Sharing Data in Distributed Systems
Consider a shared, global counter used to measure ad impressions on a website accessed by millions of users around the world.
Traditionally, we might implement this using transactions—get the value, increment it by one, then save it back atomically. The problem is transactions will not scale. In order to guarantee consistency, they must be serialized. This results in high latency and low availability if a lot of writes are occurring. We lose some of the key advantages of distributed systems: parallel computation and availability.
So CAP makes it difficult to scale mutable, shared data. How do we do it then? There are several different strategies, each with their own pros and cons.
Scaling shared read-only data is easy using replication techniques. This means the simplest solution for sharing data in a distributed system is to use immutable data. If we don’t have to worry about writes, then scaling is trivial. Unfortunately, this isn’t always possible, but if your use case allows for it, it’s the best option.
From a set of conflicting writes, LWW selects the one with the most recent timestamp. Clock drift happens, so LWW will inevitably lead to data loss with enough concurrent writes. It’s critical to accept this reality, but it’s often acceptable for some use cases. LWW trades consistency for availability.
Application-Level Conflict Resolution
Often times, the best way to ensure safety is by resolving write conflicts at the application level. When there are conflicting writes on a piece of data, applications can apply business rules to determine the canonical update. An example of this is Riak’s application-side conflict resolution strategy.
Rather than relying on LWW, which has a high probability of data loss, we can use the causal relationships between writes in order to determine which one to apply. Unlike timestamps, which attempt to provide a total order, causal ordering establishes a partial order. We can approximate a causal ordering by using techniques like Lamport timestamps or vector clocks. By storing a causal history with each write and reading that history before each write, we can make informed decisions on the correctness of updates. The trade-off here is the added overhead of storing this additional metadata and the extra round trip.
Distributed Data Types
CRDTs, or convergent/commutative replicated data types, are the new, up-and-coming solution for scaling shared data, but they aren’t at all new. In fact, the theory behind CRDTs has been in use for hundreds of years. CRDTs are grounded in mathematics. Operations or updates on a CRDT always converge. Because the operations must be commutative, associative, and idempotent, they can be applied in any order and the outcome will always be the same. This means we don’t care about causal ordering—it doesn’t matter.
CRDTs are generally modeled after common data structures like sets, maps, lists, and counters, just in a distributed sense. What they provide us are highly available, eventually consistent data structures in which we don’t have to worry about write coordination.
Aside from the operation requirements, the other drawback of CRDTs is that they require knowledge of all clients. Each client has a replica of the CRDT, so the global state is determined by merging them. And although CRDTs can be applied to a wide variety of use cases, they typically require some interpretation and specialization of common data structures. These interpretations tend to be more limited in capability.

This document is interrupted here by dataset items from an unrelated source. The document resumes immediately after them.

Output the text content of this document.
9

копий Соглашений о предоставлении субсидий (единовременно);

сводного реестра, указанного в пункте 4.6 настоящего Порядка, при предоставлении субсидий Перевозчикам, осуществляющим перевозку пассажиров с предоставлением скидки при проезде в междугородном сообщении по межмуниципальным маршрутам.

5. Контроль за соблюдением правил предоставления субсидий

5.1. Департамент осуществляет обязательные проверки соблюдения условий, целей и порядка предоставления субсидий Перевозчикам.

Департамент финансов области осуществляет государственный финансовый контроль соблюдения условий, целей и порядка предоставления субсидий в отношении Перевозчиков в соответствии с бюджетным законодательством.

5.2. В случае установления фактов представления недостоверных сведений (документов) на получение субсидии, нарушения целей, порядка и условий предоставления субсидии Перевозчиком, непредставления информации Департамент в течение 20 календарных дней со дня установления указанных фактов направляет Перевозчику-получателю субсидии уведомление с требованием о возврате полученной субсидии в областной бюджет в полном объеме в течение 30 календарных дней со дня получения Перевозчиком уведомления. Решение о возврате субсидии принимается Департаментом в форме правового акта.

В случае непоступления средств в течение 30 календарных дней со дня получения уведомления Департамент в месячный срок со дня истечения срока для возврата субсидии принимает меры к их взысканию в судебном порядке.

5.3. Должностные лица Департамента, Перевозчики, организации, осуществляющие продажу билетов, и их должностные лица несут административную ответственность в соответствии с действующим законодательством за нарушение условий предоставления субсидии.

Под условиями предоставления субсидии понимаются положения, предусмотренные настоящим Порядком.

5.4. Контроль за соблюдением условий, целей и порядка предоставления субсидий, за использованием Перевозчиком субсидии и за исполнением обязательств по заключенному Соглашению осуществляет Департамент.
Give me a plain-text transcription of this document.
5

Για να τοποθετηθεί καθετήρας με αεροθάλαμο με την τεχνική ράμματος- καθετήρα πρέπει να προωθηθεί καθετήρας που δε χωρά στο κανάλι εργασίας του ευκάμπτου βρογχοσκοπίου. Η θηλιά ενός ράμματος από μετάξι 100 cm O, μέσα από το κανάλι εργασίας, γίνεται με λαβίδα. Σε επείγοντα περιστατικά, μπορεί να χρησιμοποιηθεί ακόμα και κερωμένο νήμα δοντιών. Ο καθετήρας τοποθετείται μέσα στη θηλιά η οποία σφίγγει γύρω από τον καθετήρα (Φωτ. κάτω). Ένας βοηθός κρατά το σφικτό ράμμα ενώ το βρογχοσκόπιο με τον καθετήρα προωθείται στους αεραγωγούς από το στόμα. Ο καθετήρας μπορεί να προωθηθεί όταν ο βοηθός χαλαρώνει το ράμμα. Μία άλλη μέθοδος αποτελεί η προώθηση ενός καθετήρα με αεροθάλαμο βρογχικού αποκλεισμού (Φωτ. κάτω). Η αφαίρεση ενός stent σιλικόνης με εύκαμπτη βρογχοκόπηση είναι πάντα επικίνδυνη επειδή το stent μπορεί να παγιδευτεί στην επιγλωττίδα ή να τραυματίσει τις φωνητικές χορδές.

Scaling mutable data is hard. On the other hand, scaling immutable data is easy, so if you can get away with it, do it. There are a number of ways to approach the problem, but as with anything, it all comes down to your use case. The solutions are all about trade-offs—namely the trade-off between consistency and availability. Use weakly consistent models when you can because they afford you high availability and low latency, and rely on stronger models only when absolutely necessary. Do what makes sense for your system.